Nessun fattore competitivo, tante chiese
È difficile oggi tentare di applicare anche i più elementari strumenti di analisi elaborati in Periferie Competitive in questi contesti. Dalla presenza di multinazionali alla collaborazione tra università e imprese, dalla finanza locale alla nuova imprenditoria. Non vi è alcuna traccia di questi fattori competitivi a Montgomery (Alabama), a Columbus (Georgia) o a Biloxi (Mississippi). Non solo solamente luoghi esclusi dal circuito dell’innovazione e del progresso tecnologico contemporaneo; sono luoghi dove si è perso il senso del futuro, dove il progresso tecnologico e la globalizzazione hanno portato con sé aumenti di produttività di cui qui nessuno ha beneficiato.
A chi vanno i benefici della globalizzazione?

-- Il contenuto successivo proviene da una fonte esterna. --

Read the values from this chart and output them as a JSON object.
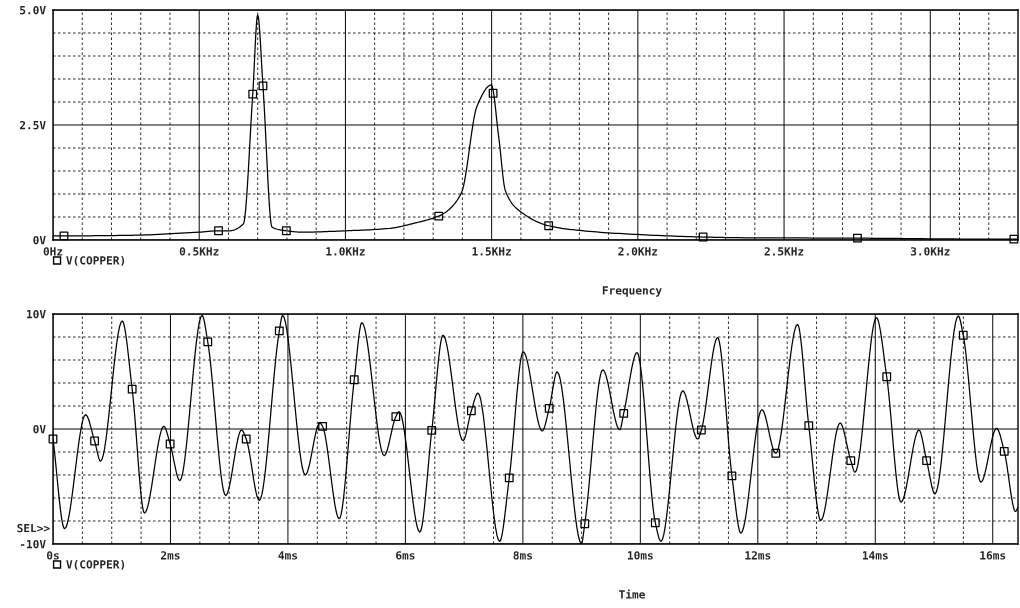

Semmai, come descrivono magistralmente Acemoglu e Johnson in “Power and Progress”, sono questi i perdenti nella corsa contemporanea al progresso tecnologico. Da un lato, la globalizzazione e gli aumenti di produttività garantiti alle imprese industriali attraverso la delocalizzazione di attività manifatturiere che in questi luoghi per anni hanno trovato esecuzione; dall’altro, il progresso tecnologico con la sostituzione di funzioni labour-intensive a basso valore aggiunto con nuove soluzioni tecnologiche. L’incrocio di questi due grandi cambiamenti epocali ha portato con sé evidenti benefici economici aggregati, aumentando la produttività di un intero paese e la profittabilità delle sue imprese principali. Allo stesso tempo, tuttavia, troppo poco ci si è interrogati sull’effettiva redistribuzione dei guadagni economici derivanti dalla globalizzazione della produzione e dal progresso tecnologico.
Ed è proprio incrociando gli ultimi dati economici aggregati del BEA con le dinamiche socio-economiche toccate con mano nel Sud-Est Americano che ci si interroga sulla tenuta di un’economia cosi sbilanciata e miope. Quanto può essere sostenibile nel tempo un modello economico tanto polarizzato e diseguale?